Method: Patients were 269 children and adolescents (8-15 years old) whose parents completed the PSC-17 in primary care waiting rooms. Children were later assessed using the Schedule for Affective Disorders and Schizophrenia for School-Age Children-Present and Lifetime version (K-SADS-PL). The PSC-17's subscales were compared with K-SADS-PL diagnoses and measures of anxiety, depression, general psychopathology, functioning, and impairment.
Results: In receiver operating characteristics analyses, the PSC-17 subscales performed as well as competing screens (Child Depression Inventory, the parent and child Screens for Child Anxiety-Related Disorders) and Child Behavior Checklist subscales (Aggressive, Anxious-Depressed, Attention, Externalizing, Internalizing, and Total) in predicting diagnoses of attention-deficit/hyperactivity disorder, externalizing disorders, and depression (area under the curve > or =0.80).

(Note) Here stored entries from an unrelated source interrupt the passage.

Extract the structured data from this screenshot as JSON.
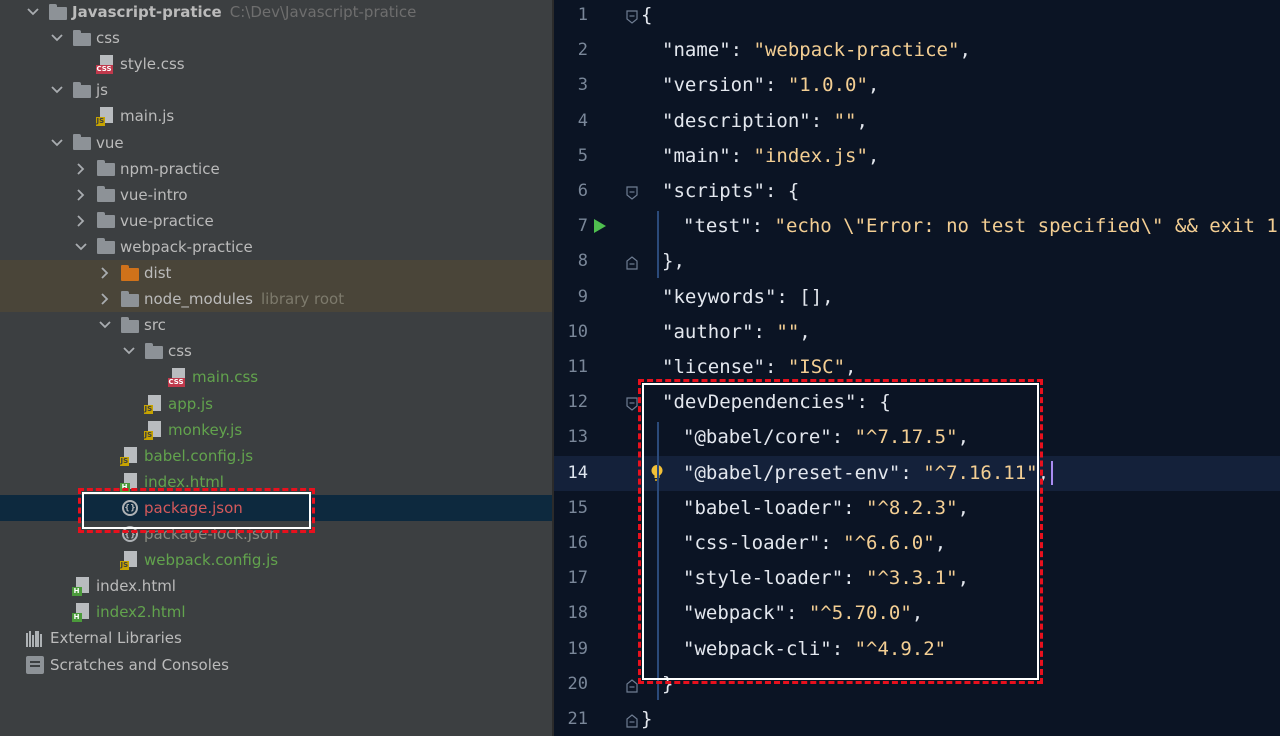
{
  "tree": {
    "rows": [
      {
        "label": "Javascript-pratice",
        "sub": "C:\\Dev\\Javascript-pratice",
        "depth": 0,
        "chevron": "down",
        "icon": "folder",
        "style": "bold"
      },
      {
        "label": "css",
        "depth": 1,
        "chevron": "down",
        "icon": "folder"
      },
      {
        "label": "style.css",
        "depth": 2,
        "chevron": "none",
        "icon": "css"
      },
      {
        "label": "js",
        "depth": 1,
        "chevron": "down",
        "icon": "folder"
      },
      {
        "label": "main.js",
        "depth": 2,
        "chevron": "none",
        "icon": "js"
      },
      {
        "label": "vue",
        "depth": 1,
        "chevron": "down",
        "icon": "folder"
      },
      {
        "label": "npm-practice",
        "depth": 2,
        "chevron": "right",
        "icon": "folder"
      },
      {
        "label": "vue-intro",
        "depth": 2,
        "chevron": "right",
        "icon": "folder"
      },
      {
        "label": "vue-practice",
        "depth": 2,
        "chevron": "right",
        "icon": "folder"
      },
      {
        "label": "webpack-practice",
        "depth": 2,
        "chevron": "down",
        "icon": "folder"
      },
      {
        "label": "dist",
        "depth": 3,
        "chevron": "right",
        "icon": "folder-orange",
        "row": "lib"
      },
      {
        "label": "node_modules",
        "sub": "library root",
        "depth": 3,
        "chevron": "right",
        "icon": "folder",
        "row": "lib"
      },
      {
        "label": "src",
        "depth": 3,
        "chevron": "down",
        "icon": "folder"
      },
      {
        "label": "css",
        "depth": 4,
        "chevron": "down",
        "icon": "folder"
      },
      {
        "label": "main.css",
        "depth": 5,
        "chevron": "none",
        "icon": "css",
        "style": "green"
      },
      {
        "label": "app.js",
        "depth": 4,
        "chevron": "none",
        "icon": "js",
        "style": "green"
      },
      {
        "label": "monkey.js",
        "depth": 4,
        "chevron": "none",
        "icon": "js",
        "style": "green"
      },
      {
        "label": "babel.config.js",
        "depth": 3,
        "chevron": "none",
        "icon": "js",
        "style": "green"
      },
      {
        "label": "index.html",
        "depth": 3,
        "chevron": "none",
        "icon": "html",
        "style": "green"
      },
      {
        "label": "package.json",
        "depth": 3,
        "chevron": "none",
        "icon": "json",
        "style": "red",
        "row": "sel"
      },
      {
        "label": "package-lock.json",
        "depth": 3,
        "chevron": "none",
        "icon": "json",
        "style": "faded"
      },
      {
        "label": "webpack.config.js",
        "depth": 3,
        "chevron": "none",
        "icon": "js",
        "style": "green"
      },
      {
        "label": "index.html",
        "depth": 1,
        "chevron": "none",
        "icon": "html"
      },
      {
        "label": "index2.html",
        "depth": 1,
        "chevron": "none",
        "icon": "html",
        "style": "green"
      },
      {
        "label": "External Libraries",
        "depth": 0,
        "chevron": "none",
        "icon": "ext"
      },
      {
        "label": "Scratches and Consoles",
        "depth": 0,
        "chevron": "none",
        "icon": "scratch"
      }
    ]
  },
  "editor": {
    "current_line": "14",
    "lines": [
      {
        "n": "1",
        "indent": 0,
        "parts": [
          [
            "p",
            "{"
          ]
        ],
        "fold": "open"
      },
      {
        "n": "2",
        "indent": 1,
        "parts": [
          [
            "k",
            "\"name\""
          ],
          [
            "p",
            ": "
          ],
          [
            "v",
            "\"webpack-practice\""
          ],
          [
            "p",
            ","
          ]
        ]
      },
      {
        "n": "3",
        "indent": 1,
        "parts": [
          [
            "k",
            "\"version\""
          ],
          [
            "p",
            ": "
          ],
          [
            "v",
            "\"1.0.0\""
          ],
          [
            "p",
            ","
          ]
        ]
      },
      {
        "n": "4",
        "indent": 1,
        "parts": [
          [
            "k",
            "\"description\""
          ],
          [
            "p",
            ": "
          ],
          [
            "v",
            "\"\""
          ],
          [
            "p",
            ","
          ]
        ]
      },
      {
        "n": "5",
        "indent": 1,
        "parts": [
          [
            "k",
            "\"main\""
          ],
          [
            "p",
            ": "
          ],
          [
            "v",
            "\"index.js\""
          ],
          [
            "p",
            ","
          ]
        ]
      },
      {
        "n": "6",
        "indent": 1,
        "parts": [
          [
            "k",
            "\"scripts\""
          ],
          [
            "p",
            ": {"
          ]
        ],
        "fold": "open"
      },
      {
        "n": "7",
        "indent": 2,
        "parts": [
          [
            "k",
            "\"test\""
          ],
          [
            "p",
            ": "
          ],
          [
            "v",
            "\"echo \\\"Error: no test specified\\\" && exit 1\""
          ]
        ],
        "run": true
      },
      {
        "n": "8",
        "indent": 1,
        "parts": [
          [
            "p",
            "},"
          ]
        ],
        "fold": "close"
      },
      {
        "n": "9",
        "indent": 1,
        "parts": [
          [
            "k",
            "\"keywords\""
          ],
          [
            "p",
            ": [],"
          ]
        ]
      },
      {
        "n": "10",
        "indent": 1,
        "parts": [
          [
            "k",
            "\"author\""
          ],
          [
            "p",
            ": "
          ],
          [
            "v",
            "\"\""
          ],
          [
            "p",
            ","
          ]
        ]
      },
      {
        "n": "11",
        "indent": 1,
        "parts": [
          [
            "k",
            "\"license\""
          ],
          [
            "p",
            ": "
          ],
          [
            "v",
            "\"ISC\""
          ],
          [
            "p",
            ","
          ]
        ]
      },
      {
        "n": "12",
        "indent": 1,
        "parts": [
          [
            "k",
            "\"devDependencies\""
          ],
          [
            "p",
            ": {"
          ]
        ],
        "fold": "open"
      },
      {
        "n": "13",
        "indent": 2,
        "parts": [
          [
            "k",
            "\"@babel/core\""
          ],
          [
            "p",
            ": "
          ],
          [
            "v",
            "\"^7.17.5\""
          ],
          [
            "p",
            ","
          ]
        ]
      },
      {
        "n": "14",
        "indent": 2,
        "parts": [
          [
            "k",
            "\"@babel/preset-env\""
          ],
          [
            "p",
            ": "
          ],
          [
            "v",
            "\"^7.16.11\""
          ],
          [
            "p",
            ","
          ]
        ],
        "bulb": true,
        "caret": true
      },
      {
        "n": "15",
        "indent": 2,
        "parts": [
          [
            "k",
            "\"babel-loader\""
          ],
          [
            "p",
            ": "
          ],
          [
            "v",
            "\"^8.2.3\""
          ],
          [
            "p",
            ","
          ]
        ]
      },
      {
        "n": "16",
        "indent": 2,
        "parts": [
          [
            "k",
            "\"css-loader\""
          ],
          [
            "p",
            ": "
          ],
          [
            "v",
            "\"^6.6.0\""
          ],
          [
            "p",
            ","
          ]
        ]
      },
      {
        "n": "17",
        "indent": 2,
        "parts": [
          [
            "k",
            "\"style-loader\""
          ],
          [
            "p",
            ": "
          ],
          [
            "v",
            "\"^3.3.1\""
          ],
          [
            "p",
            ","
          ]
        ]
      },
      {
        "n": "18",
        "indent": 2,
        "parts": [
          [
            "k",
            "\"webpack\""
          ],
          [
            "p",
            ": "
          ],
          [
            "v",
            "\"^5.70.0\""
          ],
          [
            "p",
            ","
          ]
        ]
      },
      {
        "n": "19",
        "indent": 2,
        "parts": [
          [
            "k",
            "\"webpack-cli\""
          ],
          [
            "p",
            ": "
          ],
          [
            "v",
            "\"^4.9.2\""
          ]
        ]
      },
      {
        "n": "20",
        "indent": 1,
        "parts": [
          [
            "p",
            "}"
          ]
        ],
        "fold": "close"
      },
      {
        "n": "21",
        "indent": 0,
        "parts": [
          [
            "p",
            "}"
          ]
        ],
        "fold": "close"
      }
    ]
  },
  "colors": {
    "tree_bg": "#3c3f41",
    "editor_bg": "#0b1424",
    "string_value": "#f3ce93",
    "highlight_border": "#e8101d",
    "selected_row": "#0d293e",
    "library_row": "#4a4539"
  }
}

The instrument was less successful with anxiety (area under the curve = 0.68). None of the screens were highly sensitive, many were insensitive, and all would have low positive predictive value in low-risk primary care populations.
Conclusions: The PSC-17 and its subscales are briefer than alternative questionnaires, but performed as well as those instruments in detecting common mental disorders in primary care. Continued research is needed to develop brief yet sensitive assessment instruments appropriate for primary care.